AS: These days there are many payment options available to online casino players and whilst they all offer incredibly high levels of transaction security, some are more open to the potential of bonus abuse than others. How do you ensure the deposits/withdrawals aspect of casino game play is kept to your high standards of safety for players?

 KW: To ensure player safety, licensees hold player balances within designated ring fenced accounts held at licensed credit, financial and/or payment institutions. While licensees have a certain level of discretion in terms of which institutions they engage to hold and process player funds, all such account balances need to be withdrawable upon the player’s request. This is ensured through routine checks carried out by the MGA, as well as through reporting requirements that are applicable to licensees.
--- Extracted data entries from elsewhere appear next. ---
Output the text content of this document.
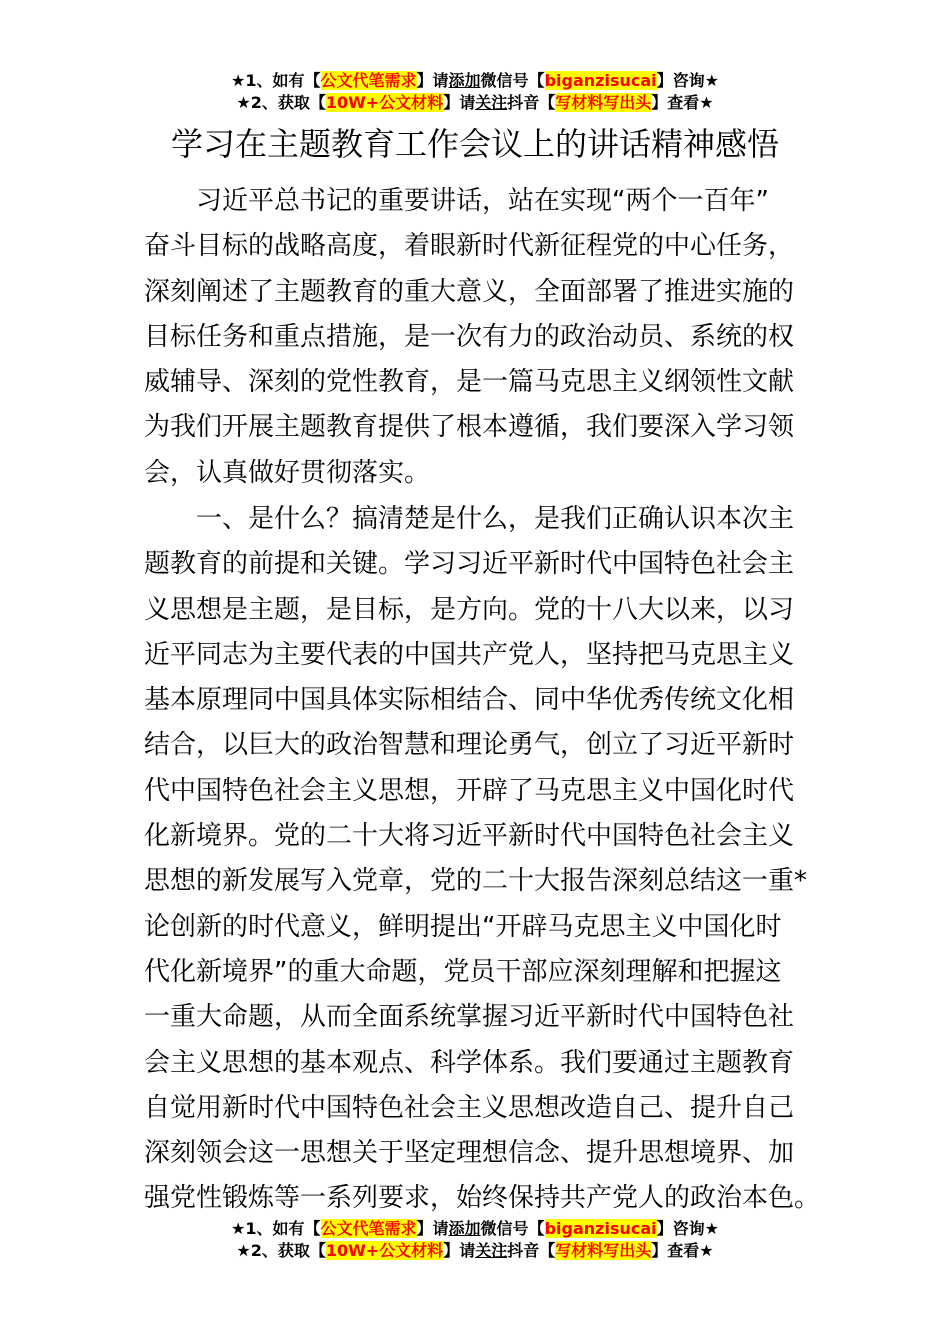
★1、如有【公文代笔需求】请添加微信号【biganzisucai】咨询★
★2、获取【10W+公文材料】请关注抖音【写材料写出头】查看★
学习在主题教育工作会议上的讲话精神感悟
　　习近平总书记的重要讲话，站在实现“两个一百年”
奋斗目标的战略高度，着眼新时代新征程党的中心任务，
深刻阐述了主题教育的重大意义，全面部署了推进实施的
目标任务和重点措施，是一次有力的政治动员、系统的权
威辅导、深刻的党性教育，是一篇马克思主义纲领性文献
为我们开展主题教育提供了根本遵循，我们要深入学习领
会，认真做好贯彻落实。
　　一、是什么？搞清楚是什么，是我们正确认识本次主
题教育的前提和关键。学习习近平新时代中国特色社会主
义思想是主题，是目标，是方向。党的十八大以来，以习
近平同志为主要代表的中国共产党人，坚持把马克思主义
基本原理同中国具体实际相结合、同中华优秀传统文化相
结合，以巨大的政治智慧和理论勇气，创立了习近平新时
代中国特色社会主义思想，开辟了马克思主义中国化时代
化新境界。党的二十大将习近平新时代中国特色社会主义
思想的新发展写入党章，党的二十大报告深刻总结这一重*
论创新的时代意义，鲜明提出“开辟马克思主义中国化时
代化新境界”的重大命题，党员干部应深刻理解和把握这
一重大命题，从而全面系统掌握习近平新时代中国特色社
会主义思想的基本观点、科学体系。我们要通过主题教育
自觉用新时代中国特色社会主义思想改造自己、提升自己
深刻领会这一思想关于坚定理想信念、提升思想境界、加
强党性锻炼等一系列要求，始终保持共产党人的政治本色。
★1、如有【公文代笔需求】请添加微信号【biganzisucai】咨询★
★2、获取【10W+公文材料】请关注抖音【写材料写出头】查看★
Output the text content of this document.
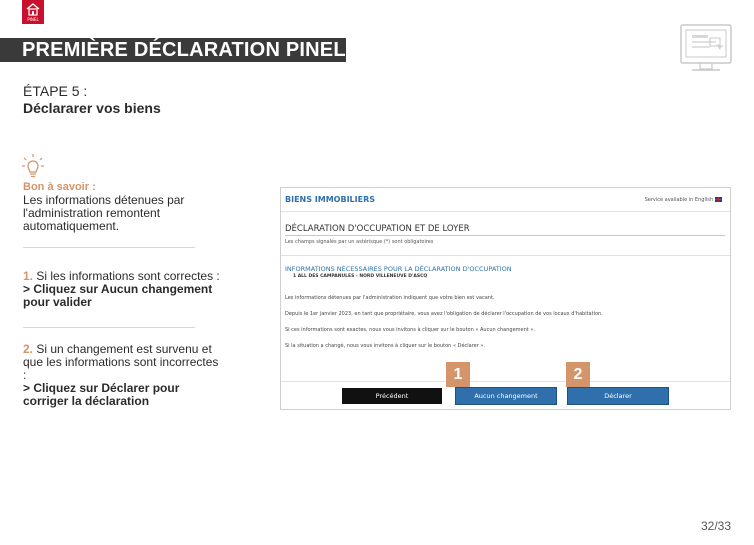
PINEL
PREMIÈRE DÉCLARATION PINEL
ÉTAPE 5 :
Déclararer vos biens
Bon à savoir :
Les informations détenues par l'administration remontent automatiquement.
1. Si les informations sont correctes :
> Cliquez sur Aucun changement pour valider
2. Si un changement est survenu et que les informations sont incorrectes :
> Cliquez sur Déclarer pour corriger la déclaration
BIENS IMMOBILIERS	Service available in English
DÉCLARATION D'OCCUPATION ET DE LOYER
Les champs signalés par un astérisque (*) sont obligatoires
INFORMATIONS NÉCESSAIRES POUR LA DÉCLARATION D'OCCUPATION
1 ALL DES CAMPANULES - NORD VILLENEUVE D'ASCQ
Les informations détenues par l'administration indiquent que votre bien est vacant.
Depuis le 1er janvier 2023, en tant que propriétaire, vous avez l'obligation de déclarer l'occupation de vos locaux d'habitation.
Si ces informations sont exactes, nous vous invitons à cliquer sur le bouton « Aucun changement ».
Si la situation a changé, nous vous invitons à cliquer sur le bouton « Déclarer ».
Précédent	Aucun changement	Déclarer
1	2
32/33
The latter enables the MGA to verify that adequate coverage is held within the accounts.

Additionally, licensees’ policies and procedures – including the ones governing player protection and fraud mitigation – are expected to take into consideration any payment method employed, especially if the latter exposes licensees and players to risks, such as bonus abuse. Any such risks are expected to be reflected and duly addressed in the relevant policies and procedures, which are subject to the MGA’s scrutiny.